Every single speaker at the press conference, which included Manhattan Borough President Mark Levine, Brooklyn Councilmember Ari Kagan, and the creator of the essential public bathroom resource @got2gonyc, Teddy Siegel, stressed that our lack of public bathrooms cuts against the values that New Yorkers stand for. Pregnant and menstruating people should not have to buy a food item to use a restroom, homeless residents should be able to relieve themselves in peace, and street vendors should not be locked out of public restrooms in commercial establishments.

"I understand that as a cis, white, straight woman, my appearance gives me an inherent privilege. I can walk into most hotels and use their lobby bathrooms without question," Siegel noted. "This is not the case for a majority of New Yorkers."

If the need is so dire, and the belief in public restrooms universal, why not sponsor a bill to order the city to actually build toilets, instead of study where they could be located in some far-off future? Joseph said that actually installing them will require its own bill, as well as a budget appropriation.

"We continually hear from agencies that these installations are not feasible because of either water or sewage access or other considerations," said Levine, a former councilmember who has pushed for public restrooms in the past. "This bill will force them to put on the table at least once feasible location in every zip code."

When it comes to elements of human dignity, "feasibility" often has less to do with infrastructure and more to do with politics. In 2006, Mayor Michael Bloomberg signed a deal with JCDecaux to place 20 self-cleaning restroom kiosks across the five boroughs. Only five have been installed, and the company recently blamed NIMBYs on community boards for the outrageously slow roll-out. Two more are supposed to touch down in Red Hook and Williamsburg, according to the CITY, but no other details are available. (The company has not answered Hell Gate’s request for comment.)

At a subsequent hearing on Intro. 258 on Tuesday afternoon (two other pieces of public space legislation were also discussed), members of the Adams administration professed to support the addition of more public restrooms, but again cited problems of "feasibility" and NIMBYism when asked about the JCDecaux toilets, and suggested they were issues confined to the previous administration.

"Those are not excuses that I am going to ever be using," DOT Commissioner Ydanis Rodriguez testified.

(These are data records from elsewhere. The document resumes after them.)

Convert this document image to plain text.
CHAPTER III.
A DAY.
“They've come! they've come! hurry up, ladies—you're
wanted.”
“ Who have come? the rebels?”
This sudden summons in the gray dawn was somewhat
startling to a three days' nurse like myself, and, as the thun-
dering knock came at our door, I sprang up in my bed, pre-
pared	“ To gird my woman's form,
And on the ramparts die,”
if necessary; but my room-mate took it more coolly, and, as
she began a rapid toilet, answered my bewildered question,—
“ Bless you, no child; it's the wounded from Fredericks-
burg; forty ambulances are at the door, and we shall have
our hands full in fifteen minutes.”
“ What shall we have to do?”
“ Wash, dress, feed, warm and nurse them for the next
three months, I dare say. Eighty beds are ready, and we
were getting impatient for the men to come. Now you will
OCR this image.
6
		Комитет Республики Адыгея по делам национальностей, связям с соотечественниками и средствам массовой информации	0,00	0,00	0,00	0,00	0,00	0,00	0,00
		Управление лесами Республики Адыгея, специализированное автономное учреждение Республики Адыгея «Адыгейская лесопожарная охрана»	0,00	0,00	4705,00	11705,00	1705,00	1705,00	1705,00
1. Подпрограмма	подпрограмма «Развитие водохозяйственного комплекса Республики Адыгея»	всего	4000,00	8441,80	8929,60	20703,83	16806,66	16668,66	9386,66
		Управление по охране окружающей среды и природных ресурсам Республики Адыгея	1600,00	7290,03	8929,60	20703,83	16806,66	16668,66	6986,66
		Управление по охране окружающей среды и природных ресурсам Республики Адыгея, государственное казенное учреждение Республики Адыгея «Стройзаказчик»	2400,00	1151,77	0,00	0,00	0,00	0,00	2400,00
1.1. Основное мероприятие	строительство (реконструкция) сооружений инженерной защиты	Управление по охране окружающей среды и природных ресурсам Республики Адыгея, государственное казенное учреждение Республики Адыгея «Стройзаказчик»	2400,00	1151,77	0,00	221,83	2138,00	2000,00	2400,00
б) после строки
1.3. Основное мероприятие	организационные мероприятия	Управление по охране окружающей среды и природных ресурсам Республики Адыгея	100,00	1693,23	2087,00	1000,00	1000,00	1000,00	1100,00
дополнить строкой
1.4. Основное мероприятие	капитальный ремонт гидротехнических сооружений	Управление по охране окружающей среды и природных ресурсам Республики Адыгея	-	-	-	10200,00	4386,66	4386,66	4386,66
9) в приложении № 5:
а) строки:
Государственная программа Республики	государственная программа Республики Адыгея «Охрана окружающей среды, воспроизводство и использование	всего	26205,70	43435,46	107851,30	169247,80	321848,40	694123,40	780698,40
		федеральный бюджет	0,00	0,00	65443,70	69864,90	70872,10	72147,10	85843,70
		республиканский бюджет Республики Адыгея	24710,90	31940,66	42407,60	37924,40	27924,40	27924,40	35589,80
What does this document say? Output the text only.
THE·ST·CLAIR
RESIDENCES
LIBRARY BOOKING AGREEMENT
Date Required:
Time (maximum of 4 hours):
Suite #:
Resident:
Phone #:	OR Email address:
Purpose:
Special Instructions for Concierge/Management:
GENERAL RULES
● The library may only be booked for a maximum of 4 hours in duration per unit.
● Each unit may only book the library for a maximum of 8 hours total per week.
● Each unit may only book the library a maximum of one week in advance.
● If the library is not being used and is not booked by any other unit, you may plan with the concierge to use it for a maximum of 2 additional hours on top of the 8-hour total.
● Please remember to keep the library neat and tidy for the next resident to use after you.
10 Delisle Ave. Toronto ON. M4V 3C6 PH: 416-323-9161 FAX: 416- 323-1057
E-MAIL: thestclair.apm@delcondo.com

Queens Councilmember Selvena Brooks-Powers asked the Parks Department's chief of policy and long-range planning, Sarah Neilson, about the $3 to $5 million it costs them to install public bathrooms: "Why have these costs ballooned out of control and what is the department doing to address this?"

Neilson punted. "We're very eager to, you know, find ways to provide more restroom access for New Yorkers across the city. I don't have the specifics on the examples that you gave as far as the cost of providing new comfort stations."

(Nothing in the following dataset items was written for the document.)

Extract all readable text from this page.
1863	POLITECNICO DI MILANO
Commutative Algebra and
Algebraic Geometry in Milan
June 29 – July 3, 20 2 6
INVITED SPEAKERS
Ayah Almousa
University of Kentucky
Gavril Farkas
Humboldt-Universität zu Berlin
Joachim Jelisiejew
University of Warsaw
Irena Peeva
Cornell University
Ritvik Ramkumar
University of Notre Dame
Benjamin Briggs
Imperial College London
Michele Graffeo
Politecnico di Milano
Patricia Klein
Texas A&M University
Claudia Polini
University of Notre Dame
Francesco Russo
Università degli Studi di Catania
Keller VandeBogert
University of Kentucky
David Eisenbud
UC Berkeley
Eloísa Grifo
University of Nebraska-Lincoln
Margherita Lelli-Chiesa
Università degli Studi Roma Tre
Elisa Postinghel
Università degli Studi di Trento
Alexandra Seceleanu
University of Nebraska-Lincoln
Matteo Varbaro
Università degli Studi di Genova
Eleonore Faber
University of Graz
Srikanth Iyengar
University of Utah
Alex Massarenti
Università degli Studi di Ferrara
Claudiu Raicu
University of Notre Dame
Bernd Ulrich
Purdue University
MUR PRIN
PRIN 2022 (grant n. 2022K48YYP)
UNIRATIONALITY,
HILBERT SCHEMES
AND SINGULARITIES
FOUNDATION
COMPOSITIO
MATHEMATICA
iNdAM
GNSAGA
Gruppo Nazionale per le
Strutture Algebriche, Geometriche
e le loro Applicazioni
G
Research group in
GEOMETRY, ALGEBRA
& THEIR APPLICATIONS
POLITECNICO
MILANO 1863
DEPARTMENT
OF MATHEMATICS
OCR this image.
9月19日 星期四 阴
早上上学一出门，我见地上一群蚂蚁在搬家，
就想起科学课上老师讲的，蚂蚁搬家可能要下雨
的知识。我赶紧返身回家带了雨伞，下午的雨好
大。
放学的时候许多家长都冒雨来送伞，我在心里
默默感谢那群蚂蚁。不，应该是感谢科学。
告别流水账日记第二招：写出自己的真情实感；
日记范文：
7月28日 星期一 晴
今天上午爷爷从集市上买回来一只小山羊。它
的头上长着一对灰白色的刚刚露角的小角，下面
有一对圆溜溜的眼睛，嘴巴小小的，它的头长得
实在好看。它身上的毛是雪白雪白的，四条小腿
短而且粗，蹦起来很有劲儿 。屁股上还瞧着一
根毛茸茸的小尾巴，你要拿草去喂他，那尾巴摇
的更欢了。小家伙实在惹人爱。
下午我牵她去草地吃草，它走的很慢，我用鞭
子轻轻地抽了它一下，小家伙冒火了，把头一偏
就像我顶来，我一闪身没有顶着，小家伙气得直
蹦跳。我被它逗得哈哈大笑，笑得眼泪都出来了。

Levine suggested that the restrooms could pay for themselves through advertising, which hasn’t worked out that well for similar on-street kiosks, but acknowledged that more bathrooms means more city workers to keep them clean: "Part of having a dignified infrastructure of public bathrooms is fully funding the staffing to clean."

Before I left City Hall, I used the public restroom outside of the main council chambers on the second floor. The marble was clean, the air smelled of sweet nothingness, and the wood paneling made me feel like an extra in some network courtroom procedural, a sexy rogue attorney at the end of his rope who just needs to splash some water on his face before he faces the music.

The People's Bathroom in City Hall (Hell Gate)
The People's Bathroom in City Hall (Hell Gate)

It was fantastic. All New Yorkers deserve to use public restrooms that are just as nice as the ones their public officials pee in.